多くの組織において、110kDaのサブユニットからなる同一分子の三量体としてその酵素は見つかっている。しかしながら、肝臓のようないくつかの組織では、OGTは主に110kDaのサブユニットと78kDaのサブユニットからなる二量体を形成している12。78kDaサブユニットは、タンパク分解または選択的スプライシングによって生じるようである。加えて、選択的スプライシング異性体として生じるミトコンドリア標的分子としてのOGT13も存在するようである14。OGTは二つの機能のことなる構造、すなわち、11.5から13のテトラトリコペプチド反復配列 (TPR) からなるタンパク質N-末端部位および触媒部位を含むC-末端部分を持っている。TPRは様々なタンパク質で見つかっており、タンパク質-タンパク質相互作用において重要であることが示されてきた10。OGTにおけるTPRは、基質認識にとってだけでなく、酵素の多量体形成にとっても重要であると推測される。OGTの触媒部位はグリコーゲンホスホリラーゼ/グルコシルトランスフェラーゼスーパーファミリーに弱い相同性を示す15

OGTの遺伝子座はマウスおよびヒトにおいてはX染色体に存在している。特記すべきことは、OGTはヒトではXq13.1に遺伝子座があり16、そこにはパーキンソン病の遺伝子座もあるということである。マウスのO-GlcNAc遺伝子破壊研究によって、O-GlcNAcはES細胞の生存に必要不可欠であることが示されている17

正確な基質配列モチーフは見つかっていないが、修飾部位の近くにはプロリンがしばしば存在するようである10。興味深いことに、この結果は、プロリン支配的なリン酸化とO-GlcNAc化の相関関係を示唆している。更に、OGTはO-GlcNAc化およびチロシンリン酸化の両方によって修飾される18

タンパク質からO-GlcNAcを除去する加水分解酵素であるO-GlcNAcaseは、O-GlcNAc化ペプチドに対する特異性とpH中性で活性を持つことに基づいて精製された。これは他のグリコシダーゼの至適pHが酸性であり、リソソームに存在することが示唆されるのと対照的である19O-GlcNAcaseは普遍的に発現しており、分子サイズは130 kDaである。興味深いことに、75 kDaのスプライシングバリアントが存在している。これは選択的停止コドンの結果である。このスプライシングバリアントは、酵素のC-末端部分を欠き、触媒活性を欠いている20。単量体は触媒活性を持っているが、組織からの酵素の精製により、それは大きな340kDa複合体を形成していることが明らかになっており21in vivoにおいて多くのタンパク質と会合していることを示している。

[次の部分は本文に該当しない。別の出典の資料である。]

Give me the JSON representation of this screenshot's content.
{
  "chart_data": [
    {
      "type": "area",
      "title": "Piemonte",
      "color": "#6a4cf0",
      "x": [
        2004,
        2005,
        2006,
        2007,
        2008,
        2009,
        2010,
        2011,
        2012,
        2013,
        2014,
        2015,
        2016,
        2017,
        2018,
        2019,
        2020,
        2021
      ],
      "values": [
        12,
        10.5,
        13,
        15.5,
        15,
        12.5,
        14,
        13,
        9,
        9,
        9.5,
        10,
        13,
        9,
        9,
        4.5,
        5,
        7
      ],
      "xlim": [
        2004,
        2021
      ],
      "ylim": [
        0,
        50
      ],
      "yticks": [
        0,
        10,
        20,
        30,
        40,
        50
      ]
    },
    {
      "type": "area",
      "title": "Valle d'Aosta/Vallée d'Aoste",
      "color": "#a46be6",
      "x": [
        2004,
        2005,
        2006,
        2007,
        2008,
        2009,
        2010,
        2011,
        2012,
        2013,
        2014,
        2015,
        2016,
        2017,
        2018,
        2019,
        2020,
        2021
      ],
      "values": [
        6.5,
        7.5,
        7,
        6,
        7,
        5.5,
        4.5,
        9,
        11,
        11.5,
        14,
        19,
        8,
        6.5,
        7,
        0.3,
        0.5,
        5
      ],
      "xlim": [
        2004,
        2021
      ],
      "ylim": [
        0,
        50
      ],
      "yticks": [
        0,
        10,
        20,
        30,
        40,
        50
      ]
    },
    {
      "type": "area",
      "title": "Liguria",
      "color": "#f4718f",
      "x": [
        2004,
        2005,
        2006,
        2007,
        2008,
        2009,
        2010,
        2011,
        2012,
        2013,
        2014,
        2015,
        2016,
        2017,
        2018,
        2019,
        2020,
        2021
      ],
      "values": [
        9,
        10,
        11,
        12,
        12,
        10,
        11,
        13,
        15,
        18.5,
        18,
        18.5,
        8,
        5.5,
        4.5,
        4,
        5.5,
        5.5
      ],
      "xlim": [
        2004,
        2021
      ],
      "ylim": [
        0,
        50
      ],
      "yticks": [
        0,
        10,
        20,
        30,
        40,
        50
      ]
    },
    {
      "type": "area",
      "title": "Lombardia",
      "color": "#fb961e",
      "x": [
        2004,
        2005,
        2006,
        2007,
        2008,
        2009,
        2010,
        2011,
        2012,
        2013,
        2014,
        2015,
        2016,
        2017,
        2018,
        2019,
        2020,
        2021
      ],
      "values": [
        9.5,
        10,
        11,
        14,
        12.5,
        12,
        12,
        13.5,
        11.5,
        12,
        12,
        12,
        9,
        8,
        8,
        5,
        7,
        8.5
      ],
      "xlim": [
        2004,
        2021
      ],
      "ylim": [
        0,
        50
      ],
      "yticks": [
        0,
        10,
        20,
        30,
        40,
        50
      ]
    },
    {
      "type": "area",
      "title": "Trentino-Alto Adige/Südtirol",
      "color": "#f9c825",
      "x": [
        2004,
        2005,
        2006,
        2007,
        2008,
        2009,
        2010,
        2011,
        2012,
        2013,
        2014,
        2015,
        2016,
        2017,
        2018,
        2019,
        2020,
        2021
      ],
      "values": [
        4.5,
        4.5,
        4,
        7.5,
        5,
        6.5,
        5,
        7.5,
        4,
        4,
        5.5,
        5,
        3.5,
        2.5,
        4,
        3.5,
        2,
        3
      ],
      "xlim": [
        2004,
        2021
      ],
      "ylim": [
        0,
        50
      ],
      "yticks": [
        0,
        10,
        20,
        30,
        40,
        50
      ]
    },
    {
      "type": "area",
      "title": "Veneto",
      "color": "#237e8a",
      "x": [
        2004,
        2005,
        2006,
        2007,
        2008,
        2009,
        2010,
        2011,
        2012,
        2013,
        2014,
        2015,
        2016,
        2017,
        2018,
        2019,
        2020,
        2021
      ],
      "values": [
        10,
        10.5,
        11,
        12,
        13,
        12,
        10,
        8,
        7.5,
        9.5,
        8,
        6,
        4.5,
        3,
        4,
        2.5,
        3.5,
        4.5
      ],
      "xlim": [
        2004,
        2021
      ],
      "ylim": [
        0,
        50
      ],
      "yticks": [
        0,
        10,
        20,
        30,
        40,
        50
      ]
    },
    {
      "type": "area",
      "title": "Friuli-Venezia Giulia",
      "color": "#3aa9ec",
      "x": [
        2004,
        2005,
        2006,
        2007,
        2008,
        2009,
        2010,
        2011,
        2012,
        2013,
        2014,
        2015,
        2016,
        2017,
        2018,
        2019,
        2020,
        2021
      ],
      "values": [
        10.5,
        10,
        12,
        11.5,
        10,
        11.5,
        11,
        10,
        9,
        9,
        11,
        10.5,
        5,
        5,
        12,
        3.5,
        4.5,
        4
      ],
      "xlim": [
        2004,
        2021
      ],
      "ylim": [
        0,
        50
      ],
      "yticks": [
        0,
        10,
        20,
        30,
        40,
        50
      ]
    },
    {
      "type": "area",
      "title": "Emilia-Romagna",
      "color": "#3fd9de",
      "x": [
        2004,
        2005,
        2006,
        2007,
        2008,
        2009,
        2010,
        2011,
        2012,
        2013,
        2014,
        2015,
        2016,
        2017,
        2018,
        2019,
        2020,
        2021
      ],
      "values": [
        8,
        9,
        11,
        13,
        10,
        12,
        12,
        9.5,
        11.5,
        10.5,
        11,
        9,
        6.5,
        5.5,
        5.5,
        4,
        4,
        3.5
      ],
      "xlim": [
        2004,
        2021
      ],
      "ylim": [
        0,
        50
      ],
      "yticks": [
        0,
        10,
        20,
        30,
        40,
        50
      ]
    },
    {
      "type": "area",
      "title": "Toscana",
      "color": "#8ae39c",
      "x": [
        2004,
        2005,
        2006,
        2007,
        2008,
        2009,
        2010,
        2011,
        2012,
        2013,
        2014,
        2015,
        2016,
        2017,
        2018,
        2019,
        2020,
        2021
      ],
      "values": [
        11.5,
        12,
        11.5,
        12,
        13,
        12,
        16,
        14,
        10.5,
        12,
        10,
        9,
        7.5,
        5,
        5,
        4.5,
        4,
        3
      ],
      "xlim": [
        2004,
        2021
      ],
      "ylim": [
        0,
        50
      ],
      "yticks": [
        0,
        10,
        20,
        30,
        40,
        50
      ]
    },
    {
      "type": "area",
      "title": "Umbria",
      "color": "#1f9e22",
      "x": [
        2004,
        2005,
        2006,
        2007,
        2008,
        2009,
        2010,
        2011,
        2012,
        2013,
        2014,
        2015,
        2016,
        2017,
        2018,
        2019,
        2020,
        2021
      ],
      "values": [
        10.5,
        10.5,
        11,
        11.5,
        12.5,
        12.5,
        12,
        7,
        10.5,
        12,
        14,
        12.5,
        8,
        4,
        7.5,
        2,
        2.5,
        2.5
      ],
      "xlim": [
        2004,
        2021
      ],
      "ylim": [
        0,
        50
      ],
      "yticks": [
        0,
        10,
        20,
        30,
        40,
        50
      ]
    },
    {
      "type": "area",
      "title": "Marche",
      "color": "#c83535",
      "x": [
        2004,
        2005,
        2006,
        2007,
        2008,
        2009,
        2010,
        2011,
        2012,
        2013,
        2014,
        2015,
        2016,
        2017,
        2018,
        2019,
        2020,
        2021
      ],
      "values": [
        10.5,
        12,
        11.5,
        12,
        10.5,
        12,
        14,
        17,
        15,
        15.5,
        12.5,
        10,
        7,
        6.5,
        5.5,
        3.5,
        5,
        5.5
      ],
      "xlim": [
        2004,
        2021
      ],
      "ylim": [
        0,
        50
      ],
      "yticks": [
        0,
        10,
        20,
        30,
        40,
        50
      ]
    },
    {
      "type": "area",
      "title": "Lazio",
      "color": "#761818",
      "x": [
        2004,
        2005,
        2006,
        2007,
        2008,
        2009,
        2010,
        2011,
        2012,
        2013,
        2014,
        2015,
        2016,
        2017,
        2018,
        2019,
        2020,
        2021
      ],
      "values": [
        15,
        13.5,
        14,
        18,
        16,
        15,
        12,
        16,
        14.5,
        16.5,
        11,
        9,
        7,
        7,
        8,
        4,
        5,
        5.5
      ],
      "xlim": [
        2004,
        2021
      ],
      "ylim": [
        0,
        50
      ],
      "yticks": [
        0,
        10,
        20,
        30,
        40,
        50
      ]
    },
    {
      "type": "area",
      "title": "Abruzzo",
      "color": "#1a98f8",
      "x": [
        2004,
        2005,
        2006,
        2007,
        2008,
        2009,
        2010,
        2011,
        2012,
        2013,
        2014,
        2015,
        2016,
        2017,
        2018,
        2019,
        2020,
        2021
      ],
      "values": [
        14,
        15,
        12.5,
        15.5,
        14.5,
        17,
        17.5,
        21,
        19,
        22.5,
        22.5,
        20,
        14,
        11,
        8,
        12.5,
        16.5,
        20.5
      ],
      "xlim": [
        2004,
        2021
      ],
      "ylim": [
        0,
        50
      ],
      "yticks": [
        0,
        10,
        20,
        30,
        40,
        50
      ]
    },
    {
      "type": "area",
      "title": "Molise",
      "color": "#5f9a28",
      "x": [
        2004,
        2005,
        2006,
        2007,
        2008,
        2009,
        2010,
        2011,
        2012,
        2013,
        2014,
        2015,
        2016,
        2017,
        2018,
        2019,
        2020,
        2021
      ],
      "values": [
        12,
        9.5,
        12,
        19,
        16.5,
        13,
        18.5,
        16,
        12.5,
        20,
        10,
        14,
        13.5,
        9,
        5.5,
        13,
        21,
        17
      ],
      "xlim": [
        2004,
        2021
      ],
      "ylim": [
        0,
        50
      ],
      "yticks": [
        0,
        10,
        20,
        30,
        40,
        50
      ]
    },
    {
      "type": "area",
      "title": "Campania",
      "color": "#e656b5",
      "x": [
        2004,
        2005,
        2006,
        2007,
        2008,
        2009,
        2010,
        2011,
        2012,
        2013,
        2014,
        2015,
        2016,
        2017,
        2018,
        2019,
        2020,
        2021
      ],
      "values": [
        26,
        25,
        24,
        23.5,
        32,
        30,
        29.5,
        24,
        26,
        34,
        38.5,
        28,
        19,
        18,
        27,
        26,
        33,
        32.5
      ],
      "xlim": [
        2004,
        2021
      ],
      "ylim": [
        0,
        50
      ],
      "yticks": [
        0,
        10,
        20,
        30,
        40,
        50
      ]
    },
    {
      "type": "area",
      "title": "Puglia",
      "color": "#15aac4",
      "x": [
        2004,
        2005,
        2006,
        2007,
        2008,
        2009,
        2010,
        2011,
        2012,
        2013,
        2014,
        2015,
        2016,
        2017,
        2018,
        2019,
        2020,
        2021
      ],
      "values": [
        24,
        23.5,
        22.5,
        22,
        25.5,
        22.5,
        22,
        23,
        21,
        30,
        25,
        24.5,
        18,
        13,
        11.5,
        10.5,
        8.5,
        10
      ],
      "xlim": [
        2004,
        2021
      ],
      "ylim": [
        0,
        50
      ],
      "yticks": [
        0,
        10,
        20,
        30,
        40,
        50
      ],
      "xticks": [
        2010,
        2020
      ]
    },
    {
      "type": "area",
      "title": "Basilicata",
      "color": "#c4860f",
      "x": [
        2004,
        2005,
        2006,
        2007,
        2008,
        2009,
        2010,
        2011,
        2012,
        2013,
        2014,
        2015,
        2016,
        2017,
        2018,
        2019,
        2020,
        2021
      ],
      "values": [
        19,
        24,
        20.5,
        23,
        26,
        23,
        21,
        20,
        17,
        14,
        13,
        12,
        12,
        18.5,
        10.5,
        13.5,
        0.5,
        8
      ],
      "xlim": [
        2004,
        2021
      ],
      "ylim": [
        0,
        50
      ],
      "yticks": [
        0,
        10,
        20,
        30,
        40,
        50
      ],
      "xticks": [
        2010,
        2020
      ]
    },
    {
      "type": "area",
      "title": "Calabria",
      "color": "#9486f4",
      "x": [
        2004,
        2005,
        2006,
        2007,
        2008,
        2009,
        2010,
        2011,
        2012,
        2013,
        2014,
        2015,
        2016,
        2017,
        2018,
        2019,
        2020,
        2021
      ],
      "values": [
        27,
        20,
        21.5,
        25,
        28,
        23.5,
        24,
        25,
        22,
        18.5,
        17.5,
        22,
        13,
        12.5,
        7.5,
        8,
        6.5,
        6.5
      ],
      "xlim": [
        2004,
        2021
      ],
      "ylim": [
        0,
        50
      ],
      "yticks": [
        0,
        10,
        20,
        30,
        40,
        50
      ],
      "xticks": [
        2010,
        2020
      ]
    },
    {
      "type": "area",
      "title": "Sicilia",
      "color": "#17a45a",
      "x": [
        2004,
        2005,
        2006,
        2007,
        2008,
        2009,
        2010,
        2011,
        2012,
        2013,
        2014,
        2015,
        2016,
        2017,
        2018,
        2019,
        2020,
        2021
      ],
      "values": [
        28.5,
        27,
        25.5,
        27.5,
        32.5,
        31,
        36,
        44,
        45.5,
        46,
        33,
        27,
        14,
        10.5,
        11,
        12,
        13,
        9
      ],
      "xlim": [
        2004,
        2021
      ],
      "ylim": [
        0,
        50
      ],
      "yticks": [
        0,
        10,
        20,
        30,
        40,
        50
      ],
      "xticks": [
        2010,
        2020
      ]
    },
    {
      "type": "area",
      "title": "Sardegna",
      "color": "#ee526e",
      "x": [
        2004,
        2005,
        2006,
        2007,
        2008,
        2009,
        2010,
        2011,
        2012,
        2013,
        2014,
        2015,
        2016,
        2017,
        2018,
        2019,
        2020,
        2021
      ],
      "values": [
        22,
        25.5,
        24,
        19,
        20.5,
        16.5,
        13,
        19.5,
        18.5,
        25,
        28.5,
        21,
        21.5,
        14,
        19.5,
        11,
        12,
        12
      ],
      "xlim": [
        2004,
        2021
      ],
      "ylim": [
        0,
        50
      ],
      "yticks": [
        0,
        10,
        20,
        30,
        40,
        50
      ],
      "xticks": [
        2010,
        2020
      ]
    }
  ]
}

O-GlcNAcaseもまた2つの異なる機能をもつ構造領域のある酵素である。N-末端部位は細菌のヒアルロニダーゼに対して弱い相同性を持ち21、一方、C-末端部分はアセチル基転移酵素のGCN5関連ファミリーに弱い相同性を持っている22 。N-末端とC-末端は結合領域によってつながっている。その遺伝子座は10q24にあり、そこは遅発性アルツハイマー病にも関連している。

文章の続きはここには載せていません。